Random Jock upload! :D I just had a bit of time and felt inspired and wanted to do some creative writing to bring me some joy. Because I REALLY need to keep my spirits up right now and this did wonders. So, as a belated Valentine's gift from me to all of you wonderful and patient readers, here is the continuation of Brick's military academy's special promotion/graduation ceremony. Hope you all enjoy it! :)
(Jo's POV)
Alright… so, what's even going on right now?
Seriously, I don't really know a lot about this 'Military whatever' stuff. Honestly, I feel like everyone knows what they're doing here except me.
And if there's one thing that I hate… It's looking like a total idiot who has no idea what they're doing.
So, while I'm just trying to wing it and follow along with whatever is going on to not look stupid, it's like everyone and their grandpa knows what to do here.
But, like I should even be surprised since that literally applies to Brick to an insane military family T since his family has been in the military for more generations than hair still left on my dad's head pretty much.
Even now we were done with the ceremony and even though I don't fully know about all this 'Bobby Boot Camp' cadet military stuff, it was actually kind of interesting to see Brick in his 'natural habitat'.
I mean, I technically saw him in his ceremonial garb before when he went with me to the prom at my school, but it was… different to see Brick reporting for duty and doing every stereotypical 'soldier schtick' you can think of.
Marching, flag bearing, and even playing the bugle which both did and didn't surprise me that he does that in his unit.
His grandpa even leaned over and told me during the ceremony about how Brick's dad used to play the bugle back when he and Brick's mom were in their unit at the academy.
Which… Look, this day has been weird enough because his grandpa seemed like he hasn't stopped talking to me this entire time and his mom has barely said anything to me at all.
Even now we were having a ceremonial dinner in the academy dining hall after the ceremony and his mom just kept looking at me like she's 'staring through me' since she met me today.
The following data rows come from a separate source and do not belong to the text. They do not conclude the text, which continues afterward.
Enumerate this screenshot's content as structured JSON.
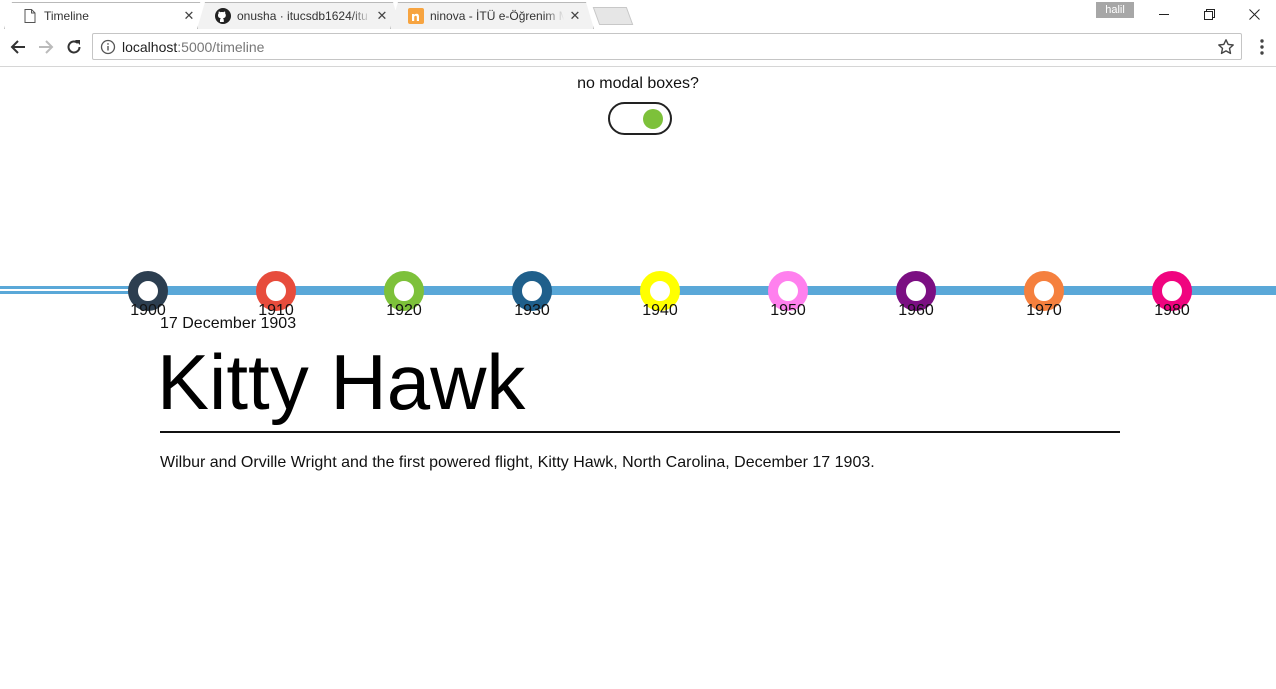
{
  "browser": {
    "tabs": [
      {
        "title": "Timeline",
        "favicon": "page-icon",
        "active": true
      },
      {
        "title": "onusha · itucsdb1624/itu",
        "favicon": "github-icon",
        "active": false
      },
      {
        "title": "ninova - İTÜ e-Öğrenim M",
        "favicon": "ninova-icon",
        "active": false
      }
    ],
    "profile_name": "halil",
    "url_host": "localhost",
    "url_path": ":5000/timeline"
  },
  "page": {
    "toggle_label": "no modal boxes?",
    "toggle_on": true,
    "timeline": {
      "rail_color": "#5aa8d8",
      "decades": [
        {
          "year": "1900",
          "color": "#2c3e50"
        },
        {
          "year": "1910",
          "color": "#e74c3c"
        },
        {
          "year": "1920",
          "color": "#7dc13a"
        },
        {
          "year": "1930",
          "color": "#1f5f8b"
        },
        {
          "year": "1940",
          "color": "#ffff00"
        },
        {
          "year": "1950",
          "color": "#ff80ee"
        },
        {
          "year": "1960",
          "color": "#7b0f82"
        },
        {
          "year": "1970",
          "color": "#f5803e"
        },
        {
          "year": "1980",
          "color": "#f0047f"
        }
      ]
    },
    "event": {
      "date": "17 December 1903",
      "title": "Kitty Hawk",
      "description": "Wilbur and Orville Wright and the first powered flight, Kitty Hawk, North Carolina, December 17 1903."
    }
  }
}
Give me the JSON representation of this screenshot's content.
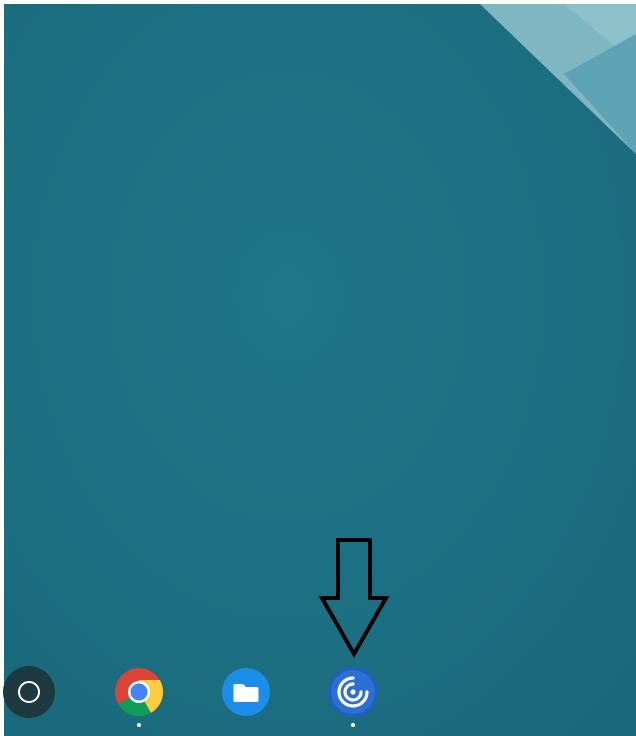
{
  "desktop": {
    "wallpaper_color": "#1c6f82",
    "wallpaper_accent": "#7fb9c5"
  },
  "shelf": {
    "launcher_icon": "launcher-circle-icon",
    "apps": [
      {
        "name": "chrome",
        "icon": "chrome-icon",
        "running": true
      },
      {
        "name": "files",
        "icon": "files-folder-icon",
        "running": false
      },
      {
        "name": "citrix-workspace",
        "icon": "citrix-workspace-icon",
        "running": true
      }
    ]
  },
  "annotation": {
    "arrow_icon": "down-arrow-icon",
    "arrow_color": "#000000"
  }
}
Even now, she just kept looking between me and Brick before just staring right into me again like she's trying to stare straight through my head and see to the other side.
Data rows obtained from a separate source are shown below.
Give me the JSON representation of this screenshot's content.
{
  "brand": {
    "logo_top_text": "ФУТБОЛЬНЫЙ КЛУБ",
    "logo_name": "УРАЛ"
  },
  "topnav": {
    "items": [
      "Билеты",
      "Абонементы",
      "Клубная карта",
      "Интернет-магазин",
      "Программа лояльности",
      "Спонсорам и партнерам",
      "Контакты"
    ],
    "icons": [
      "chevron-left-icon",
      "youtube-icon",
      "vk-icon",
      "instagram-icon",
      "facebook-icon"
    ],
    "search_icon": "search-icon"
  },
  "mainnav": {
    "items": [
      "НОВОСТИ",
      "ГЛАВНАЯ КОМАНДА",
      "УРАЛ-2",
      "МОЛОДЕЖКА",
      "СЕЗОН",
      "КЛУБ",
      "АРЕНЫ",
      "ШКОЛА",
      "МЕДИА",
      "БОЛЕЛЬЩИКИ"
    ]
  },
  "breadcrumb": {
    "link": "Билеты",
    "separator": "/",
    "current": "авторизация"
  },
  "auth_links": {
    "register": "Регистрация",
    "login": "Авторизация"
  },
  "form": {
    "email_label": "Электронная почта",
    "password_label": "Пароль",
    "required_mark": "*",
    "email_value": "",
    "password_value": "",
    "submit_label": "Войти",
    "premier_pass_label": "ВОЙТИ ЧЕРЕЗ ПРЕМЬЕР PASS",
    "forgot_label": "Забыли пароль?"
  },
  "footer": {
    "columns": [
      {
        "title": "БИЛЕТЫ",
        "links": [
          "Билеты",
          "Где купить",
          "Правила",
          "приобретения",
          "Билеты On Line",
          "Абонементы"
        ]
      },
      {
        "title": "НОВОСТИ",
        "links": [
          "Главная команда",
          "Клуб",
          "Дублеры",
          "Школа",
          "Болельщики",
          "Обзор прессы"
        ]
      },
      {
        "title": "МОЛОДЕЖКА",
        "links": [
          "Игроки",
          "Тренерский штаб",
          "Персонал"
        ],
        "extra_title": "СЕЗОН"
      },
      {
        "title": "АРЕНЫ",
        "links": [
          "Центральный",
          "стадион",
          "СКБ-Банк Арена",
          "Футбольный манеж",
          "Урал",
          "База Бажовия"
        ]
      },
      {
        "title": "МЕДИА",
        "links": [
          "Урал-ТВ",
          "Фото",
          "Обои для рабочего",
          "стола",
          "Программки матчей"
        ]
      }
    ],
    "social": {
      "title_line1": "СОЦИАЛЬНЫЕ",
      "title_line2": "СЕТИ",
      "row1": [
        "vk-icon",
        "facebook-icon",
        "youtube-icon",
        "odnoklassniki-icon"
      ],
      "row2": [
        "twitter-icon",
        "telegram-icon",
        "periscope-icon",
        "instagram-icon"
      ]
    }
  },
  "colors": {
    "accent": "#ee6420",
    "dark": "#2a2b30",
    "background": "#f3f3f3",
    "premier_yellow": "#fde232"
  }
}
It was almost reminding me of a classic intimidation strategy that I like to use before a game or event on my opponents to mess with their heads by staring them down.
Ha! Please… She can try, but she has no idea who she's dealing with here if she thinks a little eye contact is enough to shake me.
No chance.
But, still… I know I'm not big into small talk either, but… geez, what the heck is her deal?!
I decided to just ignore her as I kept eating until I heard Brick's grandpa say, and also wondering again if he's ever going to stop talking to me, "So, what about your family, Jo? Anyone in your family serve?"
I knew he was asking me if anyone in my family was in the military ever, but I just responded as bluntly honest as I always do as I shrugged and responded, "Not that I know of. My family's full of athletes. Kind of the whole reason why I'm here honestly since both my parents met on the Olympic Team."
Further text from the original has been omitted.